Building historical road layouts from todays data - chippy
http://sk53-osm.blogspot.com/2014/12/city-stripping-building-historical-road.html

======
gus_massa
It's an interesting work, but it's difficult. I found a few historical
inaccuracies.

For example, in the reconstructed map the Avenida de Mayo (
[http://en.wikipedia.org/wiki/Avenida_de_Mayo](http://en.wikipedia.org/wiki/Avenida_de_Mayo)
) ends with a curved path near the Plaza Congreso
([http://en.wikipedia.org/wiki/Congressional_Plaza](http://en.wikipedia.org/wiki/Congressional_Plaza)).
I live only a few blocks away, so I know the zone very well. Perhaps a link to
the current Google map may help you to understand the discussion:
[https://www.google.com.ar/maps/@-34.6094993,-58.3877341,17z](https://www.google.com.ar/maps/@-34.6094993,-58.3877341,17z)

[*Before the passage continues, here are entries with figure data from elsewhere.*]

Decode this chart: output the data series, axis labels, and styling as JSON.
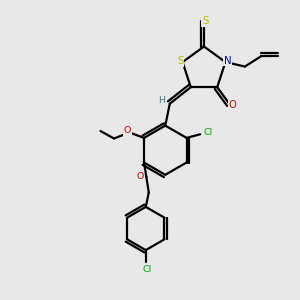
{
  "background_color": "#e8e8e8",
  "bond_color": "#000000",
  "atom_colors": {
    "S": "#b8b800",
    "N": "#0000cc",
    "O": "#cc0000",
    "Cl": "#00aa00",
    "H": "#4a7070",
    "C": "#000000"
  },
  "figsize": [
    3.0,
    3.0
  ],
  "dpi": 100
}
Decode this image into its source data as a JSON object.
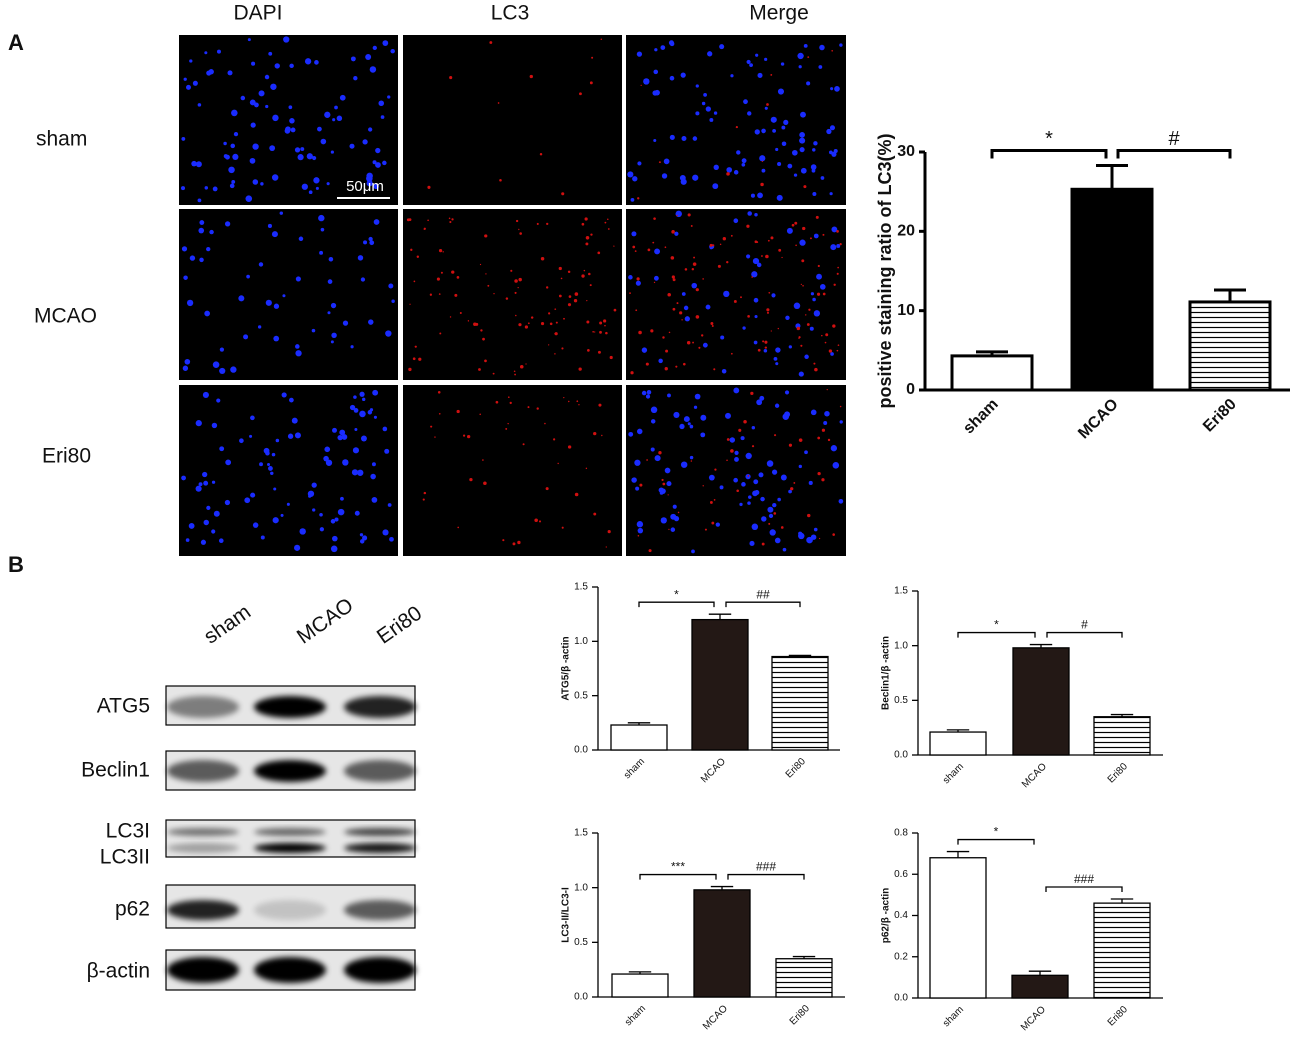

In the scanned map at the top of the article, the Avenida de Mayo is a
straight line and ends in a perpendicular intersection. In the current map, it
ends with a curved path that allows the cars to go into Avenida Rivadavia. The
Wikipedia article about Plaza Congreso explains that they didn't want to cut
the Plaza Loreto because it was used a as water supply for the carriages, and
the new extension was created in 1910.

Also, many of the Avenues marked in the map, in that time were usual narrow
streets. The increase of the wide was a much later project, but I can't find
the date now.